Até o comércio ao ar livre foi proibido e um feirante desavisado teve de voltar para casa. "Ele veio com frutas. É uma pena, porque vai perder tudo. As frutas vão apodrecer", lamenta Fred. "Um foguete que caiu destruiu um carro completamente. Por sorte, a mulher escutou a sirene e saiu do carro. Por todo lado, só restam pedaços do carro. Dá até para ver um pedaço de sapato de mulher e uma sandália de criança".
Na cidade de Gaza, as explosões também tiram o sono de Laila. "A gente não tem como dormir mais. As crianças ficam chorando. Acordamos assustados com tudo que acontece ao redor", conta. "Tenho saudade de todas as coisas do Brasil. Chuchu na água e sal, por exemplo, ou suco de maracujá. Minha mãe pensa em me levar para lá, para ajudá-la em sua pequena confecção. Mas eu gostaria de morrer aqui também. Porque aqui eu seria martírio. Lá não. E martírio me daria uma recompensa muito grande próximo ao nosso senhor", justifica Laila.
De volta Ashkelon, o alarme soa por três vezes em menos de 15 minutos e todos correm para um abrigo antiaéreo. "Estamos dentro de uma proteção contra foguete, já está virando uma rotina", diz Fred. "Tem momentos em que eu penso em voltar para o Brasil, mas ainda tenho esperança de que aqui vai ser um lugar muito bom para morar".
De volta à casa de Laila, na Faixa de Gaza, as notícias não são boas. "Hoje é o sétimo dia de bombardeio. Esperamos que não passe de uma semana, que já é muito tempo. Esta noite foi a pior de todas", conta. "Trouxeram a luz por algumas horas. Deu para fazer alguns pães rapidinho e fervemos água para conservamos na garrafa", conta.

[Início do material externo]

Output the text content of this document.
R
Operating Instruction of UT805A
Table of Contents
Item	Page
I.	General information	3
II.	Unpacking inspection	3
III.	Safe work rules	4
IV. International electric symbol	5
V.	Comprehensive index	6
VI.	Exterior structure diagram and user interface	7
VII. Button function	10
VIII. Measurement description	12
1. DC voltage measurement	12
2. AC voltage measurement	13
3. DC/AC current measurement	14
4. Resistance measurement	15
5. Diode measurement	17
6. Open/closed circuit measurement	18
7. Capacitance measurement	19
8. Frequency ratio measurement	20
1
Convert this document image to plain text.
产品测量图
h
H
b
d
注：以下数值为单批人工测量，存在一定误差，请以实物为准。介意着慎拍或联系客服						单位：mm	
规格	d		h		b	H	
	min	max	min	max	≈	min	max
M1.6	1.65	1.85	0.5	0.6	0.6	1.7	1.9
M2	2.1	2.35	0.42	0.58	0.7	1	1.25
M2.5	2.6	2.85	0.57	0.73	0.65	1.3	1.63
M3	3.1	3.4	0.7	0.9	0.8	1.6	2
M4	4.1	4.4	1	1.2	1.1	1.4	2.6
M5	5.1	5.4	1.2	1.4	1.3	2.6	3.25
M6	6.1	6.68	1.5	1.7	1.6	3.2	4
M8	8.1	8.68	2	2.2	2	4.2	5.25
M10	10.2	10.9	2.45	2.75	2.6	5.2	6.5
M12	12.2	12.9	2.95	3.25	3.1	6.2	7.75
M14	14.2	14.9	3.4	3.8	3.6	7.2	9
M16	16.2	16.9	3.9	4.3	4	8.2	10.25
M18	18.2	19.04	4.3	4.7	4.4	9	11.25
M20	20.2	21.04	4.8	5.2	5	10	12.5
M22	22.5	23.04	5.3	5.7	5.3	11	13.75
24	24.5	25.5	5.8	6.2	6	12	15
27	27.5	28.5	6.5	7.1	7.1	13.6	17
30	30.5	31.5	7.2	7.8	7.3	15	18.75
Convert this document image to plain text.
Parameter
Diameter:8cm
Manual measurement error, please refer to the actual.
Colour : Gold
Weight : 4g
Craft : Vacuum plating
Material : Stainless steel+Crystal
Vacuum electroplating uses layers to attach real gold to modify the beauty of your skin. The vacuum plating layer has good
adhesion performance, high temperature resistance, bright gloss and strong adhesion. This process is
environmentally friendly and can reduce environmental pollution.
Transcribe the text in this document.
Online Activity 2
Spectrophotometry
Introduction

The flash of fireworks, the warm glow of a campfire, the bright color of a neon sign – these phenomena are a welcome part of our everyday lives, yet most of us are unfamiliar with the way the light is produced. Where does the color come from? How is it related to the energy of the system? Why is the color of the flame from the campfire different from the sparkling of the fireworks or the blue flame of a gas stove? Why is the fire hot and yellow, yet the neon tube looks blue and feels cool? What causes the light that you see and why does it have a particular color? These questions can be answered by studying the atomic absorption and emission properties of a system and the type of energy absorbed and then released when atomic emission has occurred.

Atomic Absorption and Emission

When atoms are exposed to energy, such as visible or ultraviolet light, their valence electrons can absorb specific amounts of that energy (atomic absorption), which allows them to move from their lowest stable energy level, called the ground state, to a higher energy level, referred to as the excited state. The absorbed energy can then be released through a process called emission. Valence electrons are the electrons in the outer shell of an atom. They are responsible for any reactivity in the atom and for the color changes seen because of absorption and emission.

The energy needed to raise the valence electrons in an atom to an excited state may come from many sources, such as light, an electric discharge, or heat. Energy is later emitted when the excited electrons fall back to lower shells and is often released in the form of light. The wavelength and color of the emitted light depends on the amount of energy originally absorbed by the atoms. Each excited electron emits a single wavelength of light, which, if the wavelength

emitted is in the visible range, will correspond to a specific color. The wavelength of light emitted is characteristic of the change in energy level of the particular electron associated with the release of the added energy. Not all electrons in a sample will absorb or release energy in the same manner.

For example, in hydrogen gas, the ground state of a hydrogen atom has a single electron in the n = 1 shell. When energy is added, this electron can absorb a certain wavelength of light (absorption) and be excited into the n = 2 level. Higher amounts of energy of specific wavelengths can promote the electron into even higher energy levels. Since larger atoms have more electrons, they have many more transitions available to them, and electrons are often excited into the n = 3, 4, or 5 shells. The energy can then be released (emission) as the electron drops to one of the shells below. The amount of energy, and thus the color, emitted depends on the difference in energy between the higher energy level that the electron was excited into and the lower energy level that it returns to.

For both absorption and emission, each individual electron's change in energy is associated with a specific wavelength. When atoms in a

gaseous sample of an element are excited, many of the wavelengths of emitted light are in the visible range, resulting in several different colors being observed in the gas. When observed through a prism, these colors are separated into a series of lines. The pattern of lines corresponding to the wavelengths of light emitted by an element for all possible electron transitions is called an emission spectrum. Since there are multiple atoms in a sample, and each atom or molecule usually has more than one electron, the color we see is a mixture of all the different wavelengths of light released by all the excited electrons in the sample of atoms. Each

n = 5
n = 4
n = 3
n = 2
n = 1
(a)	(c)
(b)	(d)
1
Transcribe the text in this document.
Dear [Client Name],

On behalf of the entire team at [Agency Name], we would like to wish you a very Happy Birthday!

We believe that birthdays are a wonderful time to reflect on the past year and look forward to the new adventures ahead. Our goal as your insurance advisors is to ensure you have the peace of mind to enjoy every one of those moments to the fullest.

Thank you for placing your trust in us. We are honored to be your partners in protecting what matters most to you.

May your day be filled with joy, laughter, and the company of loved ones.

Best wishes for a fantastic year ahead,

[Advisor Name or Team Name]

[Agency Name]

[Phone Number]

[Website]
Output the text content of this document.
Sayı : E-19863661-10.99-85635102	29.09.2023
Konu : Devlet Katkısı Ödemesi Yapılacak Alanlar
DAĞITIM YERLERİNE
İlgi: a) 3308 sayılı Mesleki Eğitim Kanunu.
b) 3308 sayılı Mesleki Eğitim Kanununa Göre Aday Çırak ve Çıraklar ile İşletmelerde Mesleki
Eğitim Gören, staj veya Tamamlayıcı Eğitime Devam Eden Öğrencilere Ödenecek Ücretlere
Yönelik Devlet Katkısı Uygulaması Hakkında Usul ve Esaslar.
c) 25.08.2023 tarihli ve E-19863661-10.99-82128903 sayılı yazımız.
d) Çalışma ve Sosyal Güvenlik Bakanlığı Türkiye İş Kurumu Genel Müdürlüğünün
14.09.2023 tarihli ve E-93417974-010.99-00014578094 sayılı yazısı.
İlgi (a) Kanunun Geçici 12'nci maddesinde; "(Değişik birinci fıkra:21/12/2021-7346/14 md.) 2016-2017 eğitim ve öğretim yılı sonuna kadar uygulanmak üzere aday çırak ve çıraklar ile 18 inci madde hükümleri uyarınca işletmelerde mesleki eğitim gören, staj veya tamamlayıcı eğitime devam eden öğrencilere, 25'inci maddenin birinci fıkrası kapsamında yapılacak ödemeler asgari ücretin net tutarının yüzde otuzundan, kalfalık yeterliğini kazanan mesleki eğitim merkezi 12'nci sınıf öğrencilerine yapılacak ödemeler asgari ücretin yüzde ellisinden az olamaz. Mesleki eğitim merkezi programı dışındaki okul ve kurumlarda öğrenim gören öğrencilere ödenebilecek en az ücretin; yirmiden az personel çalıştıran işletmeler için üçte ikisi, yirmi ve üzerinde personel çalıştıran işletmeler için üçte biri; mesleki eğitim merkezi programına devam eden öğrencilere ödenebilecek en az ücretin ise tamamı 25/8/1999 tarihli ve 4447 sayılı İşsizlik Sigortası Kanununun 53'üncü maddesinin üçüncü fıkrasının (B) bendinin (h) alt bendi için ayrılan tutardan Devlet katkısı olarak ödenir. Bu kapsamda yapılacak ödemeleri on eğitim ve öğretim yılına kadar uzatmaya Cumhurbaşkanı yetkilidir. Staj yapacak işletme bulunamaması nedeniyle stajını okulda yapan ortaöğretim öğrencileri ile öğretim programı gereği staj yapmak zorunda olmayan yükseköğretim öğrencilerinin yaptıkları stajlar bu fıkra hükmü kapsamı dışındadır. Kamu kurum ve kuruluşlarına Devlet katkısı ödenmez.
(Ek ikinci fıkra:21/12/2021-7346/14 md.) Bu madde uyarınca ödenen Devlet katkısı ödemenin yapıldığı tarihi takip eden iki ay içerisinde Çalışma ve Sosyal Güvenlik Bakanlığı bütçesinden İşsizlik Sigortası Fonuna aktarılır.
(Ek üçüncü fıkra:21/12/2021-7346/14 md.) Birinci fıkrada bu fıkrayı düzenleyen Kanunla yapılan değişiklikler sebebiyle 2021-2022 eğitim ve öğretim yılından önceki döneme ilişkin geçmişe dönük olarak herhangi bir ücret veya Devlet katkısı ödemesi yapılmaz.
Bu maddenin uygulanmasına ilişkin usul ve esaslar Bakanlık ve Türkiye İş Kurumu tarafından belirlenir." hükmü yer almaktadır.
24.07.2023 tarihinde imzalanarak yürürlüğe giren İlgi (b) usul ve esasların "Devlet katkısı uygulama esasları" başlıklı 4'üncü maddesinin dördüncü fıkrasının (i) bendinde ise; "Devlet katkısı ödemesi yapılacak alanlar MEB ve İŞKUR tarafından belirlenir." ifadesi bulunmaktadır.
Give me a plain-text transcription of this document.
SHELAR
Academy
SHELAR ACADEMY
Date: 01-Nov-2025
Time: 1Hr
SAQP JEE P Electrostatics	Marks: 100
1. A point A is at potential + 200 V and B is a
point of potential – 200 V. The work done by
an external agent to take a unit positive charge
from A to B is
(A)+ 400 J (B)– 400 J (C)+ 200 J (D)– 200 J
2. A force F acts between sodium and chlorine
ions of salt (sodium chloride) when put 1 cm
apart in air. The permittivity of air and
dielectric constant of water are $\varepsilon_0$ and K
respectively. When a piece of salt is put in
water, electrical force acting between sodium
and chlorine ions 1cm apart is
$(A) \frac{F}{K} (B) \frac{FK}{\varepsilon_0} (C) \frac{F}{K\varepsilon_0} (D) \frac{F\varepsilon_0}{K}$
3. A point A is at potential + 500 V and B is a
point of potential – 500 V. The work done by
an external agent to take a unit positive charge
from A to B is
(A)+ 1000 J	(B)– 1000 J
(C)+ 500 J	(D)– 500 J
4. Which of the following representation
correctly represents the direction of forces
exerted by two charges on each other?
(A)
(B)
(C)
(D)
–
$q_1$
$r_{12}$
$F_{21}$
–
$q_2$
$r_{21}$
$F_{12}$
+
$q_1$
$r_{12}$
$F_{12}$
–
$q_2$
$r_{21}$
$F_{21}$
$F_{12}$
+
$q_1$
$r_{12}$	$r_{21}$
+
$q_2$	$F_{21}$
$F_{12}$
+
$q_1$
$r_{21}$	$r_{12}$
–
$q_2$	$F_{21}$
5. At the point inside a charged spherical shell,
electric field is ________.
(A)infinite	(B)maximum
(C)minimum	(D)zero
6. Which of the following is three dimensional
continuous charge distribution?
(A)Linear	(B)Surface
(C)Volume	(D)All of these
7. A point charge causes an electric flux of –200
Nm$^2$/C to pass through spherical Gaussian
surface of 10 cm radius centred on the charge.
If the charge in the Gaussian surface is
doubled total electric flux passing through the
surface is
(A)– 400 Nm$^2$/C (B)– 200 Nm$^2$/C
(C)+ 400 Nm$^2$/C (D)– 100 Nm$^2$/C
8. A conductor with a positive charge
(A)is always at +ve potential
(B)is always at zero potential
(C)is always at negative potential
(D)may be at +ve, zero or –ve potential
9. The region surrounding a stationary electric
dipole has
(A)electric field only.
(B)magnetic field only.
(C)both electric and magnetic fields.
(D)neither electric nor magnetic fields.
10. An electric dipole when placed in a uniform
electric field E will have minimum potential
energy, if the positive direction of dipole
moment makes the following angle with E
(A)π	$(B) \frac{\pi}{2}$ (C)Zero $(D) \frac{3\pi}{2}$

Enquanto Laila mostra o quintal da casa, barulho forte assusta a todos. "É um míssil - e dos grandes. É na redondeza. Toda noite ouvimos esse som. Nem dormimos. Ficamos tremendo, porque pode vir para cima da gente. Guerra são lágrimas", afirma Laila.
Um de cada lado da fronteira, os brasileiros trocam mensagens de esperança e paz: "Espero que isso termine e que a Laila se cuide. Tenta se cuidar", diz Fred. "Que a paz que Ele colocou no nosso coração, Ele coloque no seu e de todos os israelenses aí, para que eles não continuem com isso", deseja Laila.